Now, certainly this paints a vivid picture that will drive the story. Who is the character and why did HE survive? How many others survived? Is he searching for someone? What is making those awful noises? Is this planet Earth or another planet all together? What year is it? And so on…

These are all great questions that will get you well on your way to an interesting game with a rich story. But you can also use situational writing to come up with a type of game and your mechanics, both of which will drive what makes your game fun, unique and challenging. Some questions I’d ask myself about this world…
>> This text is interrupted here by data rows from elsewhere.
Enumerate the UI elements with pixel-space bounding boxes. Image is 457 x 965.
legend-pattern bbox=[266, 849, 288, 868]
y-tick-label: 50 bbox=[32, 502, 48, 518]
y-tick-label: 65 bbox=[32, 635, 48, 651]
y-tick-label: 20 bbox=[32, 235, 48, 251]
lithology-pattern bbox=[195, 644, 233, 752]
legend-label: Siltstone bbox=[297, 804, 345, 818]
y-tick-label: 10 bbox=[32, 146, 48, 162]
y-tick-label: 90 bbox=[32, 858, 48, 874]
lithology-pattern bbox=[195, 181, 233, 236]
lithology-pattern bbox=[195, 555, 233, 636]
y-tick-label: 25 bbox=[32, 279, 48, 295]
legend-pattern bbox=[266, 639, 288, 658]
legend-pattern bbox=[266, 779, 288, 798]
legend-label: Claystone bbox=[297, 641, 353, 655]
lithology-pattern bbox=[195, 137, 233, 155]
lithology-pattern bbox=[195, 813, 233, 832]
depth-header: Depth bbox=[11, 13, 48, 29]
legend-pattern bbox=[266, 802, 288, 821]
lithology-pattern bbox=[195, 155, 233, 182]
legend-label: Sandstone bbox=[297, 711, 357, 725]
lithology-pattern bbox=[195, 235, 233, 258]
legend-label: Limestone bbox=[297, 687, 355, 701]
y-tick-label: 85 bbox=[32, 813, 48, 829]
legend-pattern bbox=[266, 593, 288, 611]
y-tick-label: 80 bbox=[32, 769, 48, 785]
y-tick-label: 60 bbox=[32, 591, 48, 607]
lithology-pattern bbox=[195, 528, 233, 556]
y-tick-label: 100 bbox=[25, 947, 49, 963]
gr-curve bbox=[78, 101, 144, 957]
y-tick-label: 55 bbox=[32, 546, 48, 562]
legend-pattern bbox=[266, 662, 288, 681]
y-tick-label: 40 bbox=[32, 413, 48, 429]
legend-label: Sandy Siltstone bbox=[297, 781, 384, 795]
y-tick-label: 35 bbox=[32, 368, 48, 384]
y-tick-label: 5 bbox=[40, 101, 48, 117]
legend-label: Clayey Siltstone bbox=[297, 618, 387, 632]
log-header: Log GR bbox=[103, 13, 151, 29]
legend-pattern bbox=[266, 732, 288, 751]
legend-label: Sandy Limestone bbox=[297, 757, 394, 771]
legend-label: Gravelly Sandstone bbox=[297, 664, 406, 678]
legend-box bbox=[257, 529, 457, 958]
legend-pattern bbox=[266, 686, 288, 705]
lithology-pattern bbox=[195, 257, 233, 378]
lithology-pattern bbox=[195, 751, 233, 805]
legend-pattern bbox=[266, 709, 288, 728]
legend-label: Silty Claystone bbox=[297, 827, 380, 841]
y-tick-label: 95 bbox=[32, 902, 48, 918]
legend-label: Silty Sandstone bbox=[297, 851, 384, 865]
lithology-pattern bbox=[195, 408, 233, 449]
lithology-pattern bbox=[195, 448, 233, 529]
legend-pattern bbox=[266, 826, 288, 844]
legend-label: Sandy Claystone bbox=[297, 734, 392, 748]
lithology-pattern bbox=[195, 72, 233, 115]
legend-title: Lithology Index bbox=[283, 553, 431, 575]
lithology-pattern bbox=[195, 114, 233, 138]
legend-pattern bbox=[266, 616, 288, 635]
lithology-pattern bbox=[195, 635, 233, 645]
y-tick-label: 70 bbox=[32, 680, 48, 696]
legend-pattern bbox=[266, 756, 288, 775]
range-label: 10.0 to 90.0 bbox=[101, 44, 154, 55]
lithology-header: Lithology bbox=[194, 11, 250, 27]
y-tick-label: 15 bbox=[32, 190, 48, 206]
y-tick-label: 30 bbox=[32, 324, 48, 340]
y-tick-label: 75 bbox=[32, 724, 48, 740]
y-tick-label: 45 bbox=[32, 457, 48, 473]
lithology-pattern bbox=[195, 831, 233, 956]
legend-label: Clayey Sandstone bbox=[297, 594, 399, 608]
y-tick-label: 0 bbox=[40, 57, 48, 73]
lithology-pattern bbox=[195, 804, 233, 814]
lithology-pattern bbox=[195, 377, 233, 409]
  • How does the hero react to the different climates? Can he stand extreme heat and cold?
  • Does he need special suits to withstand extreme temperaturs? Is there a puzzle element here, like The Lost Vikings?
  • Strong steel and concrete structures would probably have survived. Maybe the character is making his way across the ruins of a city, the remains of which are mostly the twisted skeletal structures of skyscrapers and subway tunnels.
  • How does he move across this landscape? Does he slide down twisted beams? How does he react to heights? Maybe his movement slows or gets wobbly the higher he gets. Can he wall jump?
  • I bet our hero would have his dog with him. How can a dog fit into this game? Is he protection, like a shield who takes hits for us? Can we play as the dog? Does the dog sniff out food or other hidden items? If so, he’s a privilege, something that makes the game easier. So what in our game can take the dog away and how do we prevent it? How do we get him back when we lose him?
  • If this isn’t Earth, what’s the gravity like? Is it weak like the moon? What kinds of challenges and benefits are there to moon gravity? What about heavy gravity?
  • Maybe now the planet has screwy magnetism and the hero has crafted metal boots to take advantage of that. What kinds of challenges can be born out of this concept?
  • What about shifting gravity? How about strong winds or shifting landscapes? Is there a trigger that warns us of upcoming shifts or do these things just happen at will? Can I find or make something later in the game that gives us this warning? Maybe it’s the dog… if we still have him.
  • What about all of this makes the character fun to play?
  • What about all of this will make him difficult to master?

The questions can go on and on. But you can see how very quickly you’ll find a place to start. Once you start fleshing this stuff out, you’ll begin to identify the hero’s strengths and weaknesses. You’ll define the types of challenges he’ll face, the enemies he (or she) will encounter and how they behave, react and use this landscape to their advantage. Just a few sentences can pose a ton of questions, probably more than you can answer. But situational writing is a great way to get started building the world your hero will live in and the rules, advantages and challenges that will make playing as him (or her) fun.

By the way, if somebody wants to make this game… go for it. If not, maybe I will ;)

UPDATE: I received some good feedback on this article and it appears that I wasn’t clear on how story and mechanics interrelate. Typically, they do not or at least they do not have to. If you changed the characters and objects in Super Mario Bros. the mechanics of the game probably wouldn’t change . The story doesn’t dictate how he jumps, how fast he runs and certainly not why Flower + Person = Fire. The intention of this article was to suggest one way you can get yourself started if you’re staring at a blank page. If you’ve got nothing, thins kind of thinking can shake ideas loose. You can reverse engineer a story into a game, then work forward as if you had started from the mechanics you stumbled on through situational writing. Thanks for the feedback!